Not only opposition members, but also a large number of ordinary citizens and young people tasted the sour of extremist leaders' suppression. Hundreds, if not thousands, of women and young people were arrested by "fashion police" for wearing "un-Islamic" clothes or cutting their hair in a "satanic" western style. The way people celebrate feasts and national holidays is decided by the government. According to Constitution of the Islamic revolution, The Supreme Leader is given control over every thing in the state. Apparently, this included the lifestyle of each citizen, too!
On another level, the confrontational foreign policy of Ahmadinejad added to the misery of the internal oppression. Under a president who does not care for establishing good relationships with key states in the Middle East and the world, people could not feel safe. The funds spent on feeding wars in the region and fulfilling the disgraced aspirations of illegitimate expansion should have been spent on internal social development projects.

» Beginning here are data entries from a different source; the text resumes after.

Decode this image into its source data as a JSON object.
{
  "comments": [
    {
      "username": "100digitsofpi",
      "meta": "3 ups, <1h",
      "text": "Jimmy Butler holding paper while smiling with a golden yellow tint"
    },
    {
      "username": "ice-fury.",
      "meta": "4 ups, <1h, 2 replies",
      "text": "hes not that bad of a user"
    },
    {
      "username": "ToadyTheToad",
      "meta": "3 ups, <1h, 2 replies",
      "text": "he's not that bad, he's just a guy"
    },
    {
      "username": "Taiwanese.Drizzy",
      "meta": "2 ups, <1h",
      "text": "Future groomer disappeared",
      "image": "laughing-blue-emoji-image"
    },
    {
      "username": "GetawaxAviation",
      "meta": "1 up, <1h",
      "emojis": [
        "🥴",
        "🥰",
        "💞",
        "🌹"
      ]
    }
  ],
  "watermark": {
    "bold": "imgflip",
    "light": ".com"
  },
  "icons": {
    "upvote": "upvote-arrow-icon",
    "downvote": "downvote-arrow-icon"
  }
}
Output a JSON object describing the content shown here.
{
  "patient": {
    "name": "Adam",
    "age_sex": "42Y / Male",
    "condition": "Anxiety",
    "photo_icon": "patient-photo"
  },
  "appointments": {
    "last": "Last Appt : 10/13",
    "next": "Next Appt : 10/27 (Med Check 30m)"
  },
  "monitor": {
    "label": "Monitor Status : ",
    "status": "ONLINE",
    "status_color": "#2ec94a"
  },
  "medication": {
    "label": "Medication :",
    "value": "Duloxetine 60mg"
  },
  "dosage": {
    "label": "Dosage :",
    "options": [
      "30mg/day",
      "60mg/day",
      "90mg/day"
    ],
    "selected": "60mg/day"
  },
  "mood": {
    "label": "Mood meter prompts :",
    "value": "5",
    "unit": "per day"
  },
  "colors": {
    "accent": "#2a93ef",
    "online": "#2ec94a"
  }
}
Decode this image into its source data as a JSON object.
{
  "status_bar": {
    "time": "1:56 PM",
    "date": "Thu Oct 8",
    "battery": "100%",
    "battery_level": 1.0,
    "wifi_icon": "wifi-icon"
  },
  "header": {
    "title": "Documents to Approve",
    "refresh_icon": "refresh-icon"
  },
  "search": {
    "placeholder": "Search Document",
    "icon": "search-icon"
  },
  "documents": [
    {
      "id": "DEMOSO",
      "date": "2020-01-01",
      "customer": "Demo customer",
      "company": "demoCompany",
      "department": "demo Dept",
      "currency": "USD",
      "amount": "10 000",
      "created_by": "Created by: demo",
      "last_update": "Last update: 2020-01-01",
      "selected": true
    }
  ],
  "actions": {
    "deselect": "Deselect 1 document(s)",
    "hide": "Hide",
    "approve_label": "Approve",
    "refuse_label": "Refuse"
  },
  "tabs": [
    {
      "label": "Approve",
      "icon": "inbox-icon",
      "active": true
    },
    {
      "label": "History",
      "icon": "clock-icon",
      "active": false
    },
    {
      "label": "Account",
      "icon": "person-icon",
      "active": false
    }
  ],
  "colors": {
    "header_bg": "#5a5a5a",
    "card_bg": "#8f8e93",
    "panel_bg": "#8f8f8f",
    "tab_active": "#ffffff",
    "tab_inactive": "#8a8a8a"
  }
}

In absolute contrast to his post-election statements, Iranians are fed up with the policies of Ahmadinejad. He cared for every thing the Supreme Leader wished and never paid attention for what his people really wanted. Iranians are now rebelling against the ugly face of dictatorship uncovered by the fall of the nice mask of religion. Iranians are supporting the reformist Mousavi in hope to lighten the heavy burden of unjustified restrictions imposed on their shoulders by the extremist supreme leadership. Mousavi is the choice of people not the Supreme Leader. Iranians see Mousavi as the key for change; for a bright future; for gaining back control over their own individual freedoms. Therefore, they will not go back to their normal life until their dream come true. It has become a matter of life or death; not only for the Iranian people, but also for their theocratic regime.
* Dalia Ziada is an Egyptian human rights activist, blogger, and North Africa director of the American Islamic Congress.